Militares acusados de vender prova não anulam julgamento

Dois militares acusados de vender gabarito de concurso público não conseguiriam anular o julgamento no Superior Tribunal Militar. O ministro Ricardo Lewandowski, do Supremo Tribunal Federal, negou liminar em Habeas Corpus para eles.

No pedido de HC, os militares contam que foram absolvidos da acusação em primeira instância, mas condenados pelo STM. No entanto, eles argumentam que o julgamento no tribunal aconteceu sem a presença de seu advogado de defesa.

De acordo com o pedido, “os atos processuais foram praticados, subitamente, de forma extremamente célere, porquanto, em 14 dias publicou-se a intimação da data de julgamento e proferiu-se decisão, com a agravante da defesa ter sido intimada com apenas três dias de antecedência”.

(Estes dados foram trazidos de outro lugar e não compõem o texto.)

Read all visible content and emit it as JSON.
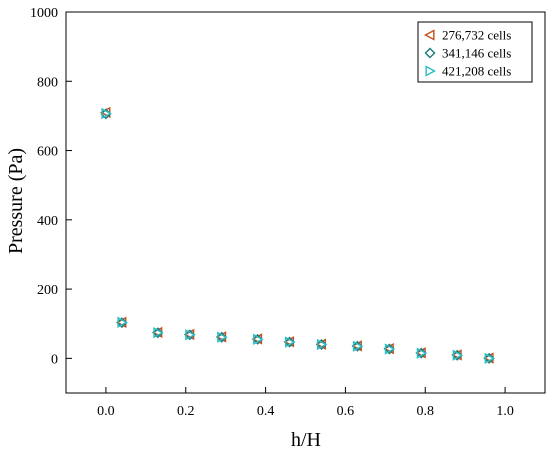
{
  "chart_data": {
    "type": "scatter",
    "xlabel": "h/H",
    "ylabel": "Pressure (Pa)",
    "xlim": [
      -0.1,
      1.1
    ],
    "ylim": [
      -100,
      1000
    ],
    "xticks": [
      0.0,
      0.2,
      0.4,
      0.6,
      0.8,
      1.0
    ],
    "xtick_labels": [
      "0.0",
      "0.2",
      "0.4",
      "0.6",
      "0.8",
      "1.0"
    ],
    "yticks": [
      0,
      200,
      400,
      600,
      800,
      1000
    ],
    "ytick_labels": [
      "0",
      "200",
      "400",
      "600",
      "800",
      "1000"
    ],
    "grid": false,
    "legend_position": "top-right",
    "x": [
      0.0,
      0.04,
      0.13,
      0.21,
      0.29,
      0.38,
      0.46,
      0.54,
      0.63,
      0.71,
      0.79,
      0.88,
      0.96
    ],
    "series": [
      {
        "name": "276,732 cells",
        "marker": "triangle-left",
        "color": "#c0501a",
        "values": [
          710,
          104,
          75,
          69,
          62,
          56,
          48,
          41,
          36,
          28,
          16,
          10,
          1
        ]
      },
      {
        "name": "341,146 cells",
        "marker": "diamond",
        "color": "#1d7a7a",
        "values": [
          706,
          103,
          74,
          68,
          61,
          55,
          47,
          40,
          35,
          27,
          15,
          9,
          0
        ]
      },
      {
        "name": "421,208 cells",
        "marker": "triangle-right",
        "color": "#2bbcc4",
        "values": [
          707,
          104,
          74,
          68,
          61,
          55,
          47,
          40,
          35,
          27,
          15,
          9,
          0
        ]
      }
    ]
  }
}
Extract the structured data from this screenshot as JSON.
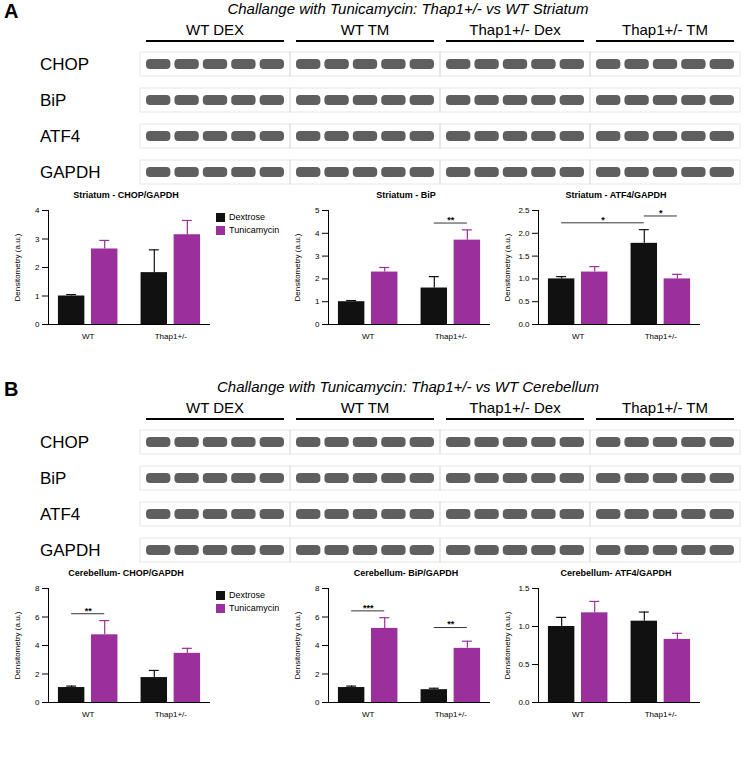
{
  "chart_data": [
    {
      "type": "bar",
      "title": "Striatum - CHOP/GAPDH",
      "categories": [
        "WT",
        "Thap1+/-"
      ],
      "series": [
        {
          "name": "Dextrose",
          "color": "#111111",
          "values": [
            1.0,
            1.82
          ],
          "errors": [
            0.05,
            0.8
          ]
        },
        {
          "name": "Tunicamycin",
          "color": "#9b2f9b",
          "values": [
            2.65,
            3.15
          ],
          "errors": [
            0.3,
            0.5
          ]
        }
      ],
      "y_label": "Densitometry (a.u.)",
      "ylim": [
        0,
        4
      ],
      "yticks": [
        0,
        1,
        2,
        3,
        4
      ],
      "legend": "right",
      "annotations": []
    },
    {
      "type": "bar",
      "title": "Striatum - BiP",
      "categories": [
        "WT",
        "Thap1+/-"
      ],
      "series": [
        {
          "name": "Dextrose",
          "color": "#111111",
          "values": [
            1.0,
            1.6
          ],
          "errors": [
            0.05,
            0.5
          ]
        },
        {
          "name": "Tunicamycin",
          "color": "#9b2f9b",
          "values": [
            2.3,
            3.7
          ],
          "errors": [
            0.2,
            0.45
          ]
        }
      ],
      "y_label": "Densitometry (a.u.)",
      "ylim": [
        0,
        5
      ],
      "yticks": [
        0,
        1,
        2,
        3,
        4,
        5
      ],
      "annotations": [
        {
          "from": {
            "category": "Thap1+/-",
            "series": "Dextrose"
          },
          "to": {
            "category": "Thap1+/-",
            "series": "Tunicamycin"
          },
          "label": "**"
        }
      ]
    },
    {
      "type": "bar",
      "title": "Striatum - ATF4/GAPDH",
      "categories": [
        "WT",
        "Thap1+/-"
      ],
      "series": [
        {
          "name": "Dextrose",
          "color": "#111111",
          "values": [
            1.0,
            1.78
          ],
          "errors": [
            0.05,
            0.3
          ]
        },
        {
          "name": "Tunicamycin",
          "color": "#9b2f9b",
          "values": [
            1.15,
            1.0
          ],
          "errors": [
            0.12,
            0.1
          ]
        }
      ],
      "y_label": "Densitometry (a.u.)",
      "ylim": [
        0,
        2.5
      ],
      "yticks": [
        {
          "value": 0,
          "label": "0.0"
        },
        {
          "value": 0.5,
          "label": "0.5"
        },
        {
          "value": 1,
          "label": "1.0"
        },
        {
          "value": 1.5,
          "label": "1.5"
        },
        {
          "value": 2,
          "label": "2.0"
        },
        {
          "value": 2.5,
          "label": "2.5"
        }
      ],
      "annotations": [
        {
          "from": {
            "category": "WT",
            "series": "Dextrose"
          },
          "to": {
            "category": "Thap1+/-",
            "series": "Dextrose"
          },
          "label": "*"
        },
        {
          "from": {
            "category": "Thap1+/-",
            "series": "Dextrose"
          },
          "to": {
            "category": "Thap1+/-",
            "series": "Tunicamycin"
          },
          "label": "*"
        }
      ]
    },
    {
      "type": "bar",
      "title": "Cerebellum- CHOP/GAPDH",
      "categories": [
        "WT",
        "Thap1+/-"
      ],
      "series": [
        {
          "name": "Dextrose",
          "color": "#111111",
          "values": [
            1.05,
            1.75
          ],
          "errors": [
            0.1,
            0.5
          ]
        },
        {
          "name": "Tunicamycin",
          "color": "#9b2f9b",
          "values": [
            4.75,
            3.45
          ],
          "errors": [
            1.0,
            0.35
          ]
        }
      ],
      "y_label": "Densitometry (a.u.)",
      "ylim": [
        0,
        8
      ],
      "yticks": [
        0,
        2,
        4,
        6,
        8
      ],
      "legend": "right",
      "annotations": [
        {
          "from": {
            "category": "WT",
            "series": "Dextrose"
          },
          "to": {
            "category": "WT",
            "series": "Tunicamycin"
          },
          "label": "**"
        }
      ]
    },
    {
      "type": "bar",
      "title": "Cerebellum- BiP/GAPDH",
      "categories": [
        "WT",
        "Thap1+/-"
      ],
      "series": [
        {
          "name": "Dextrose",
          "color": "#111111",
          "values": [
            1.05,
            0.9
          ],
          "errors": [
            0.1,
            0.1
          ]
        },
        {
          "name": "Tunicamycin",
          "color": "#9b2f9b",
          "values": [
            5.2,
            3.8
          ],
          "errors": [
            0.75,
            0.5
          ]
        }
      ],
      "y_label": "Densitometry (a.u.)",
      "ylim": [
        0,
        8
      ],
      "yticks": [
        0,
        2,
        4,
        6,
        8
      ],
      "annotations": [
        {
          "from": {
            "category": "WT",
            "series": "Dextrose"
          },
          "to": {
            "category": "WT",
            "series": "Tunicamycin"
          },
          "label": "***"
        },
        {
          "from": {
            "category": "Thap1+/-",
            "series": "Dextrose"
          },
          "to": {
            "category": "Thap1+/-",
            "series": "Tunicamycin"
          },
          "label": "**"
        }
      ]
    },
    {
      "type": "bar",
      "title": "Cerebellum- ATF4/GAPDH",
      "categories": [
        "WT",
        "Thap1+/-"
      ],
      "series": [
        {
          "name": "Dextrose",
          "color": "#111111",
          "values": [
            1.0,
            1.07
          ],
          "errors": [
            0.12,
            0.12
          ]
        },
        {
          "name": "Tunicamycin",
          "color": "#9b2f9b",
          "values": [
            1.18,
            0.83
          ],
          "errors": [
            0.15,
            0.08
          ]
        }
      ],
      "y_label": "Densitometry (a.u.)",
      "ylim": [
        0,
        1.5
      ],
      "yticks": [
        {
          "value": 0,
          "label": "0.0"
        },
        {
          "value": 0.5,
          "label": "0.5"
        },
        {
          "value": 1,
          "label": "1.0"
        },
        {
          "value": 1.5,
          "label": "1.5"
        }
      ],
      "annotations": []
    }
  ],
  "figure": {
    "panels": [
      {
        "letter": "A",
        "title": "Challange with Tunicamycin: Thap1+/- vs WT Striatum",
        "groups": [
          {
            "label": "WT DEX",
            "lanes": 5
          },
          {
            "label": "WT TM",
            "lanes": 5
          },
          {
            "label": "Thap1+/- Dex",
            "lanes": 5
          },
          {
            "label": "Thap1+/- TM",
            "lanes": 5
          }
        ],
        "proteins": [
          "CHOP",
          "BiP",
          "ATF4",
          "GAPDH"
        ]
      },
      {
        "letter": "B",
        "title": "Challange with Tunicamycin: Thap1+/- vs WT Cerebellum",
        "groups": [
          {
            "label": "WT DEX",
            "lanes": 5
          },
          {
            "label": "WT TM",
            "lanes": 5
          },
          {
            "label": "Thap1+/- Dex",
            "lanes": 5
          },
          {
            "label": "Thap1+/- TM",
            "lanes": 5
          }
        ],
        "proteins": [
          "CHOP",
          "BiP",
          "ATF4",
          "GAPDH"
        ]
      }
    ]
  }
}
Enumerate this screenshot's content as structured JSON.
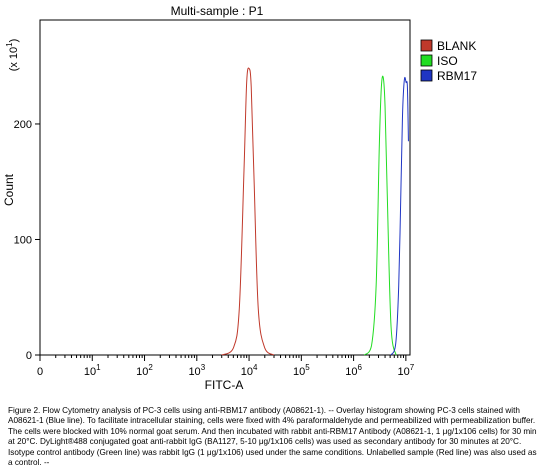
{
  "chart_data": {
    "type": "line",
    "title": "Multi-sample : P1",
    "xlabel": "FITC-A",
    "ylabel": "Count",
    "y_multiplier_label": "(x 10",
    "y_multiplier_exp": "1",
    "x_scale": "log",
    "xlim": [
      1,
      12000000
    ],
    "ylim": [
      0,
      290
    ],
    "y_ticks": [
      0,
      100,
      200
    ],
    "x_ticks": [
      {
        "value": 1,
        "base": "0",
        "exp": ""
      },
      {
        "value": 10,
        "base": "10",
        "exp": "1"
      },
      {
        "value": 100,
        "base": "10",
        "exp": "2"
      },
      {
        "value": 1000,
        "base": "10",
        "exp": "3"
      },
      {
        "value": 10000,
        "base": "10",
        "exp": "4"
      },
      {
        "value": 100000,
        "base": "10",
        "exp": "5"
      },
      {
        "value": 1000000,
        "base": "10",
        "exp": "6"
      },
      {
        "value": 10000000,
        "base": "10",
        "exp": "7"
      }
    ],
    "grid": false,
    "legend_position": "top-right",
    "series": [
      {
        "name": "BLANK",
        "color": "#c0392b",
        "x": [
          3000,
          5000,
          6500,
          8000,
          9000,
          10000,
          11000,
          12500,
          15000,
          20000,
          30000
        ],
        "y": [
          0,
          6,
          40,
          160,
          236,
          248,
          232,
          150,
          40,
          6,
          0
        ]
      },
      {
        "name": "ISO",
        "color": "#22dd22",
        "x": [
          1600000,
          2200000,
          2700000,
          3100000,
          3400000,
          3700000,
          4000000,
          4400000,
          5200000,
          6500000
        ],
        "y": [
          0,
          8,
          60,
          180,
          232,
          240,
          215,
          140,
          25,
          0
        ]
      },
      {
        "name": "RBM17",
        "color": "#1f35c4",
        "x": [
          5200000,
          6400000,
          7300000,
          8100000,
          8600000,
          9000000,
          9500000,
          10100000,
          10700000,
          11200000
        ],
        "y": [
          0,
          10,
          60,
          150,
          205,
          228,
          240,
          236,
          232,
          185
        ]
      }
    ]
  },
  "caption": "Figure 2. Flow Cytometry analysis of PC-3 cells using anti-RBM17 antibody (A08621-1).  -- Overlay histogram showing PC-3 cells stained with A08621-1 (Blue line). To facilitate intracellular staining, cells were fixed with 4% paraformaldehyde and permeabilized with permeabilization buffer. The cells were blocked with 10% normal goat serum. And then incubated with rabbit anti-RBM17 Antibody (A08621-1, 1 μg/1x106 cells) for 30 min at 20°C. DyLight®488 conjugated goat anti-rabbit IgG (BA1127, 5-10 μg/1x106 cells) was used as secondary antibody for 30 minutes at 20°C. Isotype control antibody (Green line) was rabbit IgG (1 μg/1x106) used under the same conditions. Unlabelled sample (Red line) was also used as a control. --"
}
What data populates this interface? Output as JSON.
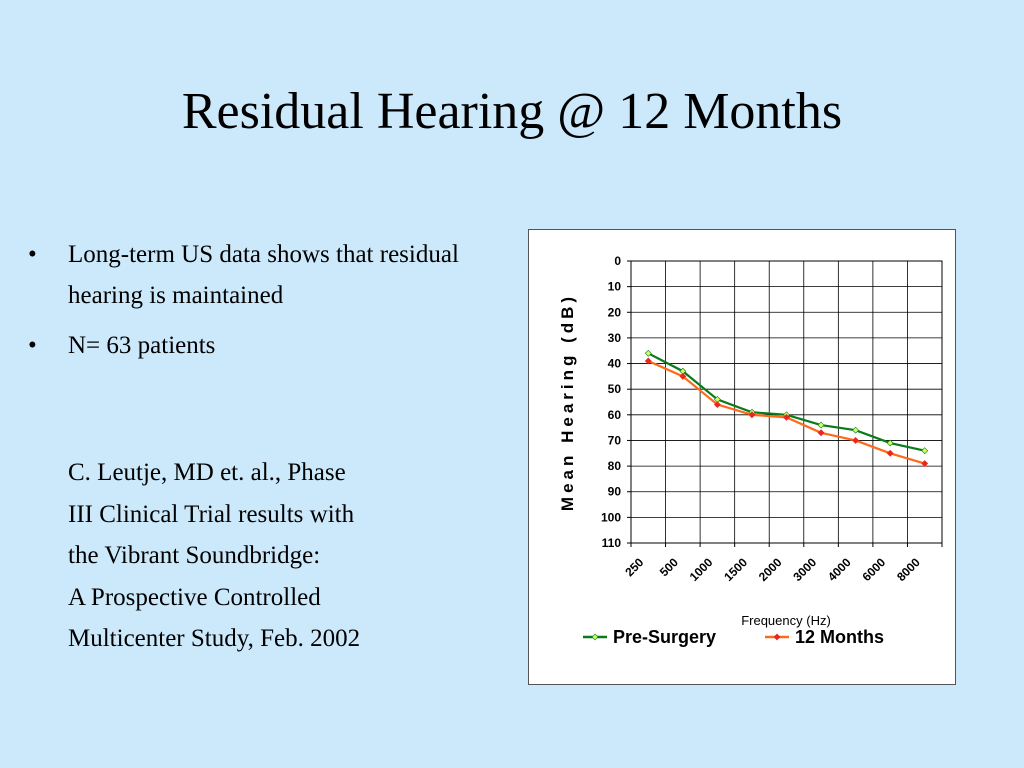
{
  "slide": {
    "title": "Residual Hearing @ 12 Months",
    "bullets": [
      "Long-term US data shows that residual hearing is maintained",
      "N= 63 patients"
    ],
    "citation_lines": [
      "C. Leutje, MD et. al., Phase",
      "III Clinical Trial results with",
      "the Vibrant Soundbridge:",
      "A Prospective Controlled",
      "Multicenter Study, Feb. 2002"
    ]
  },
  "chart_data": {
    "type": "line",
    "title": "",
    "xlabel": "Frequency (Hz)",
    "ylabel": "Mean Hearing (dB)",
    "categories": [
      "250",
      "500",
      "1000",
      "1500",
      "2000",
      "3000",
      "4000",
      "6000",
      "8000"
    ],
    "ylim": [
      0,
      110
    ],
    "y_inverted": true,
    "y_ticks": [
      0,
      10,
      20,
      30,
      40,
      50,
      60,
      70,
      80,
      90,
      100,
      110
    ],
    "grid": true,
    "legend_position": "bottom",
    "series": [
      {
        "name": "Pre-Surgery",
        "color": "#0a7a1a",
        "marker_color": "#ccff66",
        "values": [
          36,
          43,
          54,
          59,
          60,
          64,
          66,
          71,
          74
        ]
      },
      {
        "name": "12 Months",
        "color": "#ff6a1a",
        "marker_color": "#e8281e",
        "values": [
          39,
          45,
          56,
          60,
          61,
          67,
          70,
          75,
          79
        ]
      }
    ]
  }
}
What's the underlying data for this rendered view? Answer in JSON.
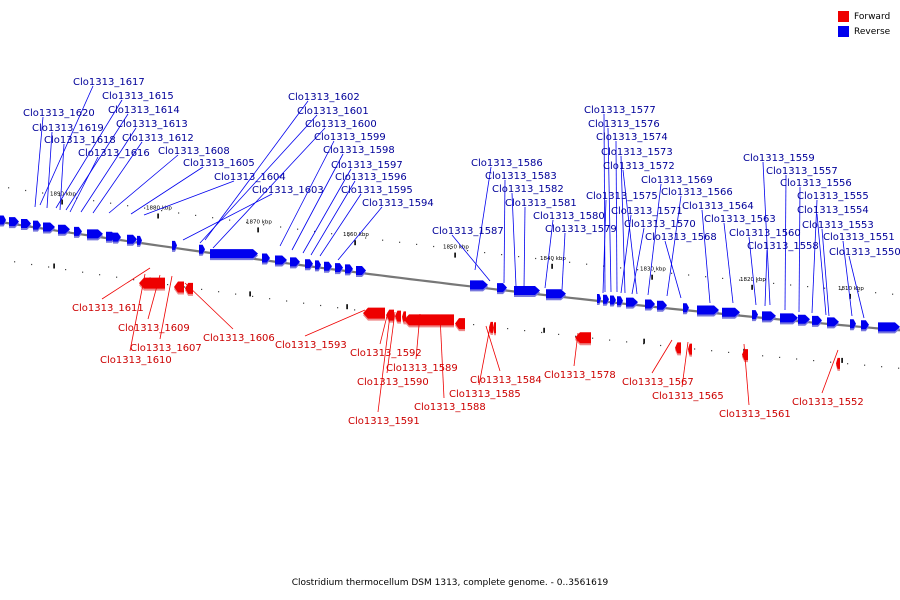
{
  "legend": {
    "items": [
      {
        "label": "Forward",
        "color": "#ee0000"
      },
      {
        "label": "Reverse",
        "color": "#0000ee"
      }
    ]
  },
  "caption": "Clostridium thermocellum DSM 1313, complete genome. - 0..3561619",
  "colors": {
    "forward": "#ee0000",
    "reverse": "#0000ee",
    "backbone": "#777777",
    "forward_label": "#cc0000",
    "reverse_label": "#000099"
  },
  "scale_ticks": [
    "1890 kbp",
    "1880 kbp",
    "1870 kbp",
    "1860 kbp",
    "1850 kbp",
    "1840 kbp",
    "1830 kbp",
    "1820 kbp",
    "1810 kbp"
  ],
  "reverse_labels": [
    "Clo1313_1617",
    "Clo1313_1615",
    "Clo1313_1614",
    "Clo1313_1620",
    "Clo1313_1613",
    "Clo1313_1619",
    "Clo1313_1618",
    "Clo1313_1612",
    "Clo1313_1616",
    "Clo1313_1608",
    "Clo1313_1605",
    "Clo1313_1604",
    "Clo1313_1603",
    "Clo1313_1602",
    "Clo1313_1601",
    "Clo1313_1600",
    "Clo1313_1599",
    "Clo1313_1598",
    "Clo1313_1597",
    "Clo1313_1596",
    "Clo1313_1595",
    "Clo1313_1594",
    "Clo1313_1586",
    "Clo1313_1583",
    "Clo1313_1582",
    "Clo1313_1581",
    "Clo1313_1587",
    "Clo1313_1580",
    "Clo1313_1579",
    "Clo1313_1577",
    "Clo1313_1576",
    "Clo1313_1574",
    "Clo1313_1573",
    "Clo1313_1572",
    "Clo1313_1569",
    "Clo1313_1575",
    "Clo1313_1566",
    "Clo1313_1571",
    "Clo1313_1570",
    "Clo1313_1564",
    "Clo1313_1568",
    "Clo1313_1563",
    "Clo1313_1559",
    "Clo1313_1557",
    "Clo1313_1556",
    "Clo1313_1555",
    "Clo1313_1554",
    "Clo1313_1553",
    "Clo1313_1560",
    "Clo1313_1558",
    "Clo1313_1551",
    "Clo1313_1550"
  ],
  "forward_labels": [
    "Clo1313_1611",
    "Clo1313_1609",
    "Clo1313_1607",
    "Clo1313_1610",
    "Clo1313_1606",
    "Clo1313_1593",
    "Clo1313_1592",
    "Clo1313_1589",
    "Clo1313_1590",
    "Clo1313_1591",
    "Clo1313_1588",
    "Clo1313_1584",
    "Clo1313_1585",
    "Clo1313_1578",
    "Clo1313_1567",
    "Clo1313_1565",
    "Clo1313_1561",
    "Clo1313_1552"
  ]
}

Segundo o advogado, o defensor dativo, morador na cidade do Rio de Janeiro, foi “intimado por telefone no dia 12 de dezembro de 2006, ou seja, a 48 horas da data da sessão de julgamento a ser realizada em Brasília”. Assim, os réus foram julgados na ausência de seus respectivos defensores, “destacando-se o fato de que os acusados também se encontravam ausentes daquele ato processual, o que inviabilizou até mesmo a autodefesa”.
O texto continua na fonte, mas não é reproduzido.